Here's what the dancers had to say:
"I'm grateful that 7 weeks after my surgery I can dance barefoot without pain!"

"I am grateful for all of you."

"I am grateful for all the space I have in my life, even though it's painful, so new things can come."

"I am grateful for so much, I'm having a hard time saying one thing- just so so much. Thank you all for dancing this with me."

"You're never too old to have a happy childhood. This just came really alive for me. Thank you for the dance of gratitude."

"I am so grateful for dance and how it's changed my life."

"I'm very thankful for all the new opportunities that are coming into my life."

"I'm grateful for the pause to slow down, take some space, and dance."

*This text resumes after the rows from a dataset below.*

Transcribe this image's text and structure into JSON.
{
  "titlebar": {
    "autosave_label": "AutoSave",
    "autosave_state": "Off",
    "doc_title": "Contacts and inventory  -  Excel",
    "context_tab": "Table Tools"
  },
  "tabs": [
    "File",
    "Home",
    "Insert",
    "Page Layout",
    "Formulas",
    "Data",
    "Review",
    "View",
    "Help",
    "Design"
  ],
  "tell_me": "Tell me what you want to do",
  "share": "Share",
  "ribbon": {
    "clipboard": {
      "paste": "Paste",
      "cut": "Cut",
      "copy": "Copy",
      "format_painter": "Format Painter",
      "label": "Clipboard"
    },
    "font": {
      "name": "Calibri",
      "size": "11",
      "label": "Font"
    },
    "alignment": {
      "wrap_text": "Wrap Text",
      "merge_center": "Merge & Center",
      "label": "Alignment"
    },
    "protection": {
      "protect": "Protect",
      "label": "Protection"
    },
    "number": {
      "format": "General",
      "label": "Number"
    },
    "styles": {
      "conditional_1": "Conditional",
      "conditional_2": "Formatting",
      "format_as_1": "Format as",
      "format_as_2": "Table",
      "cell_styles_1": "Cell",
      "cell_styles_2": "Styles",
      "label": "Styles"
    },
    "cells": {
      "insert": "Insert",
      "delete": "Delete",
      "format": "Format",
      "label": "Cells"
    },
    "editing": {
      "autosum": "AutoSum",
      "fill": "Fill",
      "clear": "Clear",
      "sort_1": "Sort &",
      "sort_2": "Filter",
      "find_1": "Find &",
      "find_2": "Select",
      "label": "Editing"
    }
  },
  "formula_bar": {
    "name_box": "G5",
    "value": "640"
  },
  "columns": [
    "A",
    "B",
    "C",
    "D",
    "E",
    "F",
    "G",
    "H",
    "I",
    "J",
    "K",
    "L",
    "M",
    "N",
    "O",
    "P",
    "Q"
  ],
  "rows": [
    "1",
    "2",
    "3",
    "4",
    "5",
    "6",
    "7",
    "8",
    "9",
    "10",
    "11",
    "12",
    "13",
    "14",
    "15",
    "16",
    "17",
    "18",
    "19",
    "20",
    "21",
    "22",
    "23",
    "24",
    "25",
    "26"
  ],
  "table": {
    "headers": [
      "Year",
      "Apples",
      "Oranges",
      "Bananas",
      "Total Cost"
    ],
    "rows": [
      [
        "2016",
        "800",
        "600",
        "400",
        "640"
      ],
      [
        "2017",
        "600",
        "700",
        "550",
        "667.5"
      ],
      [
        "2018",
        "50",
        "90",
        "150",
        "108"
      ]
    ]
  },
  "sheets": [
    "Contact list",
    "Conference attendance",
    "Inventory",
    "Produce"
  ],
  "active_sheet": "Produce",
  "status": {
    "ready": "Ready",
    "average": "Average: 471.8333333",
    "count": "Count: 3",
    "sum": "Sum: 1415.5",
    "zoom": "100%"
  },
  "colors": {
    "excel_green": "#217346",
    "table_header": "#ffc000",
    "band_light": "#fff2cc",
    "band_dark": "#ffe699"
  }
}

"I'm grateful to be learning how to be grateful. It wasn't a big word in my life, but here in this room, it's beginning to appear in me. And I'm grateful to your dancing today, Luca."

"I'm grateful for breakdancing all my teachers who have taught me breakdancing." 

"I'm mostly grateful for my son Luca, of course, and I'm going to say something I never thought I'd say- I'm grateful for Lyme because it's giving me an appreciation of my body and for when I feel good!"

Dance Invitation: Explore the dance of gratitude, when your heart is the attitude of gratitude, how does it change the way you move? What's it like to dance when you're not there? Is there a time or way of moving, that helps you be in gratitude?